Emniyet Genel Müdürlüğü Trafik Başkanlığı istatistiklerine göre son üç ayda İzmir'de 3 bin 898 ölümlü ve yaralanmalı, 6 bin 207 ise maddi hasar kayıplı kaza meydana geldi. Haziran, temmuz ve ağustos aylarını kapsayan 3 aylık zaman diliminde trafik kazalarında 40 kişi yaşamını kaybederken 5 bin 228 kişi ise yaralandı. Son üç ayda kentte meydana gelen kaza istatistiklerini değerlendiren İleri Sürüş Teknikleri Uzmanı İlkay Sular, kazalarda 40 kişinin yaşamını yitirmesi üzerine trafikte bir can kaybı ve bir yaralanmanın bile çok önemli olduğunu söyledi.


"PERVASIZCA ARAÇ KULLANANLAR ARTIYOR"


Meydana gelen kazalarının incelenmesi gerektiğini kaydeden Sular, kazaların yüzde 99’nun önlenebileceğine dikkat çekti. Sular, "Şu an trafikteki insanlarda çok ciddi hız yapma bağımlılığı oluşmuş durumda. Pervasızca araç kullananlar günden güne artıyor. Bir insanın Türkiye'de ehliyet alması sınıf öğretmeninin ağzından çıkacak cümleye bağlı. 2023 yılında bir insanın ehliyet alıp almamasına, trafikte benim yol paylaşacağım bir insana sınıf öğretmeni mi karar vermeli? Bu kadar basit indirgenmişse bu ölümler az bile kalır. Trafikte şansımıza yaşıyoruz. Bu kazalar önlenebilir. Ama bir sınıf öğretmeni ehliyet alımına karar verdiği takdirde ondan sonrasını konuşmaya gerek yok. Sonra hep insanları suçluyoruz. Asıl sistem suçlu, sistemde hata var. En başta da ehliyet alma sisteminde hata var. Ehliyet almak bir sınıf öğretmeninin vereceği bir karar olamaz" dedi.

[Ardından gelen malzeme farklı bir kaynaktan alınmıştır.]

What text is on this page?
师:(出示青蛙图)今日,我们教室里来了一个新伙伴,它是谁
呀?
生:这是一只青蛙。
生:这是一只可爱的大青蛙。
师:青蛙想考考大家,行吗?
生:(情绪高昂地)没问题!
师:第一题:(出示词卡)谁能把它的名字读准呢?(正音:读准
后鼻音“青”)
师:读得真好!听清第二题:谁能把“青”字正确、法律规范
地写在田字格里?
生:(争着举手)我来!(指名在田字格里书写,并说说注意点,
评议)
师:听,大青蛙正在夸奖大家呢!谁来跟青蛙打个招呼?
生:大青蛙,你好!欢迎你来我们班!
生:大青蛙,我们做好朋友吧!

"TRAFİKTE VURA ÇARPA YETİŞİYORUZ"

Ehliyet sınavlarını profesyonellerin yapması gerektiğini belirten Sular,"Milli Eğitim Bakanlığı bünyesindeki öğretmenler ehliyet sınavı yapıyor ama sınav yapıcıların profesyoneller olması gerekiyor. Şu an amatörler yapıyor, amatörler olursa trafiğe de amatörler çıkar. Ondan sonra herkes trafikte kendini süper sanar. Biz trafikte vura çarpa yetişiyoruz. Her şeyi trafikte hata yaparak öğreniyoruz. Ama bu hataların uzmanlar eşliğinde trafiğe kapalı alanlarda yapılması lazım. Denetimleri sıklaştıralım, cezaları caydırıcı hale getirelim. Bakalım o zaman bunlar oluyor mu? Ehliyet sınavlarını müzik öğretmeni, Türkçe öğretmeni yapmasın. Bakalım o zaman böyle oluyor mu? Bizim şu an ehliyet sınavımız; tek hamlede parkı yap, al ehliyeti. Bu konuda profesyonelce adımlar atılmalı. Profesyonel sınav eğitmenleri sınavlarda olmalı. Bir direksiyon hocası olmak için Halk Eğitimden alınan belge yetmemeli. Şu an dikiş nakış yapılan yerlerden belge alınarak hoca olunuyor. Bunlar artık ülkemize yakışmıyor. Ondan sonra bu kazalar oluyor. Avrupa’da direksiyon hocası olmak  bir meslek, ülkemizde bir meslek değil; ek iş.  Senin çocuğuna 'Kahvede boş duracağıma direksiyon hocalığı yapayım' diyen biri hocalık yapıyor. Eskiden ehliyet sınavlarını trafik polisleri yapıyordu. Şimdi ise bu işle yakından uzaktan hiç alakası olmayan insanlar yapıyor" ifadelerini kullandı.